How You Can Help the Japanese People Recover
I know lots of campaigns will be waged to help the people of Sendai and other areas impacted. And I hope some of those campaigns will eventually get to things like assisting education, agriculture, etc recover so those communities where its possible can begin to rebuild. Right now though, efforts to meet the immediate needs of water, food and shelter are underway by several charitable organizations. This blog on the NYTimes has a good list and I’d encourage you to look at whether you can contribute and whether you may qualify for a company match or something.
There are other ways to lend support with prayer being one. My brother-in-law Fumi texted me with a very different way to show your support. And while it may seem a bit odd, I love that it’s got the power of Lady Gaga behind it. Lady Gaga has added a simple wristband to her website’s store — it says “We Pray For Japan” on it in both Japanese and English. Her plea to fans is “Little Monsters, show your support for Japan with this “We Pray For Japan” wristband! Choose your price to add an additional donation with your wristband. All proceeds go directly to Japan relief efforts.” With more than 30 million Facebook fans, this simple plea has more than 42,000 likes in hours. And my brother-in-law has already purchased several for family members. The bracelet won’t begin shipping for 10 days or more, but to me that’s part of the beauty of it.
I know a lot of friends have already been sending up prayers. This wristband will be around as a visual reminder for us to take a minute and pray — whether that is to a Christian, Buddhist, Hindu or other god, you can continue to send your support. I am sure families like the ones I’ve met, who have been on their farms for generations are sitting in Sendai looking for hope. I may not have met them, but they are trying to piece their lives back together in a place with devastating issues all around them.

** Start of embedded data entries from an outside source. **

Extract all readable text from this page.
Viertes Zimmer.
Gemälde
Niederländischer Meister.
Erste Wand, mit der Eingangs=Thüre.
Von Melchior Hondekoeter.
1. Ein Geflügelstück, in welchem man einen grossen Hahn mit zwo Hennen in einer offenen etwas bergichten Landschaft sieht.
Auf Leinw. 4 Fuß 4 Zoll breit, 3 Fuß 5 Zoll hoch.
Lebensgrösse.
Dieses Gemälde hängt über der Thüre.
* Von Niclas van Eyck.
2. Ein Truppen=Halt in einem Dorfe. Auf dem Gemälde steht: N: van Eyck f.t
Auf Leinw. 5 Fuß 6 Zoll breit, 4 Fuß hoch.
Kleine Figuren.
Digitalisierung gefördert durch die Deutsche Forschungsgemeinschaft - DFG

You and I may not be able to personally deliver water, but we may be able to offer some comfort through prayer. And I’m going to make sure I support at least one of those organizations who are responding directly to the immediate needs too. Oh and I’ll have my eye out for agricultural response. I have no idea what the wave of salt water does to land, nor where you start in getting livestock back in place, etc but I have confidence someone will figure all of that out. I believe that companies and organizations will respond and that many of them will give individuals an opportunity to assist in the efforts.